12. A reaction system for carbon dioxide hydrogenation comprising: a first gas mixer configured to receive a carbon dioxide feed stream (106) at a temperature of from 600°C to 1000°C and a first hydrogen feed stream (112) at a temperature of from 600°C to 1000°C and to mix the two streams obtaining a first mixed feed stream (114); optionally, a first heat exchanger (136) configured to receive the first mixed feed stream (114) and to heat the first mixed feed stream to a temperature of from 800°C to 1000°C obtaining a heated first mixed feed stream (138); and a first reactor (116) configured to receive the first mixed feed stream (114) and/or the heated first mixed feed stream (138) at a temperature of from 800°C to 1000°C and to contact it with a catalyst inside the first reactor (116) to obtain a first product stream (118) containing at least carbon monoxide, water and unreacted carbon dioxide.

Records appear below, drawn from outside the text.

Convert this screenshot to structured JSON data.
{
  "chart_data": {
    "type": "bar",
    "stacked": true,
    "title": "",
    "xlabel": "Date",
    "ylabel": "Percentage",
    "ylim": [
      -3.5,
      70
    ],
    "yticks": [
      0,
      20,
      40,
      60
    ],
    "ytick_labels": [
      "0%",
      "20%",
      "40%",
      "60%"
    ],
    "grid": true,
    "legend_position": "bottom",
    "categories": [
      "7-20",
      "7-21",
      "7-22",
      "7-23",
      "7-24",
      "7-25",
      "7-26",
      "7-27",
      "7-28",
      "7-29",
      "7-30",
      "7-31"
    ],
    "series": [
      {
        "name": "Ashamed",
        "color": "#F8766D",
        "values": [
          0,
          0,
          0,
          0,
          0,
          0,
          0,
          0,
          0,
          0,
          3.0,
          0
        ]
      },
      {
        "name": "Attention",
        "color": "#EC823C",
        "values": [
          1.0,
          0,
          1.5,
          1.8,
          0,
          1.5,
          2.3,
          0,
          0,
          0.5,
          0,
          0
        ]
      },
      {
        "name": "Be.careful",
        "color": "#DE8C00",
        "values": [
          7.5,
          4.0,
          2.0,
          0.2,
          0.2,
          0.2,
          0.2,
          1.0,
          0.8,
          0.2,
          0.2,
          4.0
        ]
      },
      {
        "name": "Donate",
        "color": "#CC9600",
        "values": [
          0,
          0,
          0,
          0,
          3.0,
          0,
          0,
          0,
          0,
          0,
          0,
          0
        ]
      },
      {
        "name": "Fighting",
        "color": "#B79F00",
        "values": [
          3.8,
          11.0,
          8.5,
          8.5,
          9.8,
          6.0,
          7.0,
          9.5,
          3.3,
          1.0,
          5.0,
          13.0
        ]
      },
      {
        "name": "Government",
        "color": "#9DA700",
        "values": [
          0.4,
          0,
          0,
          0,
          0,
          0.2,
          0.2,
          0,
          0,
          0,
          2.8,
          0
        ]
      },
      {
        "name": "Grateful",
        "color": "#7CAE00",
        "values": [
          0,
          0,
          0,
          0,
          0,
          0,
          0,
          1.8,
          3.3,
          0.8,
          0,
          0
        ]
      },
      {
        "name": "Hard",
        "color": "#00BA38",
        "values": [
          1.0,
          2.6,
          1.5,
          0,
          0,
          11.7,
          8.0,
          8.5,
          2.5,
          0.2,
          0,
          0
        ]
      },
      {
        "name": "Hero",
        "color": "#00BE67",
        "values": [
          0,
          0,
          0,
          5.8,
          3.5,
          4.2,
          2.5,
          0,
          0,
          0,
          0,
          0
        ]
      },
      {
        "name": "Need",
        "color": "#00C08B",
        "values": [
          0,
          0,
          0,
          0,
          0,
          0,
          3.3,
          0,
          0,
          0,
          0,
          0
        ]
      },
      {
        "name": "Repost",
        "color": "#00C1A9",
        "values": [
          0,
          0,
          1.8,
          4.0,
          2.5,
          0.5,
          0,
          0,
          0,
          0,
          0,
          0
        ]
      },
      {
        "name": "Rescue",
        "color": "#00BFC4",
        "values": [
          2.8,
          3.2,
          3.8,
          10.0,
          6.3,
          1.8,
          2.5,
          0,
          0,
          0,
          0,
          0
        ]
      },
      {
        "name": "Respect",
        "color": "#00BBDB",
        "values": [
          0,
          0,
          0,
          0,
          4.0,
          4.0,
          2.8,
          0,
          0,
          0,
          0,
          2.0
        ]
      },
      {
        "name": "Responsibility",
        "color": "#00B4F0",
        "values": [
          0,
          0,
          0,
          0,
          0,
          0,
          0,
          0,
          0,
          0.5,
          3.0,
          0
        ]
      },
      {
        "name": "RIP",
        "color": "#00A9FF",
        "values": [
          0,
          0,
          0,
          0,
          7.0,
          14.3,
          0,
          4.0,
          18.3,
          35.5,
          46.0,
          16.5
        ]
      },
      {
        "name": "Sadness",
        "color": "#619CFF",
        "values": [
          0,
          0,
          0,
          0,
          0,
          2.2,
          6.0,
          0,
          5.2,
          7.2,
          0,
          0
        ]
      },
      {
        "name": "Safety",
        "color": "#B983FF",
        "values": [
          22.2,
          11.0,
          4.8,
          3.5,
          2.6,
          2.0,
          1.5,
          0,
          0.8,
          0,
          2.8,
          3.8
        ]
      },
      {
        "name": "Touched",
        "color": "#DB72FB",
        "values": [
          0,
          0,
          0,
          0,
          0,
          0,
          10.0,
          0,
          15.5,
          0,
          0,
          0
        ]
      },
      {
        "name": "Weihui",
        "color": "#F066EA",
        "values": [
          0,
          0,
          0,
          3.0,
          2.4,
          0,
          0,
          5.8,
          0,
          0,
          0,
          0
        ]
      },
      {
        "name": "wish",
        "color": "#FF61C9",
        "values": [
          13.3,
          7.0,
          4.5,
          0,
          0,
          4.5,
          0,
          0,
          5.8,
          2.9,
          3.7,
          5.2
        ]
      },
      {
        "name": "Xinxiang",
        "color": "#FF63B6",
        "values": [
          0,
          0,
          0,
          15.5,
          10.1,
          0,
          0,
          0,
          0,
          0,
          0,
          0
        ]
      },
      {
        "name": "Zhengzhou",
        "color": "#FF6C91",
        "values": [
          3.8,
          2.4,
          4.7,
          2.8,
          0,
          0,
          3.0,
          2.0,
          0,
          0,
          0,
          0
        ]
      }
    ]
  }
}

13. The reaction system of claim 12, characterized in that the reaction system further comprises a second heat exchanger (128) configured to receive a second mixed feed stream (126) as a mixture of the first product stream (118) and a second hydrogen feed stream (124) and to heat the second mixed feed stream (126) to a temperature of from 800°C to 1000°C; and a second reactor (132) configured to receive the heated second mixed feed stream (130) and to contact it with a catalyst inside the second reactor (132) to obtain a second product stream (134) containing at least carbon monoxide, water and unreacted carbon dioxide.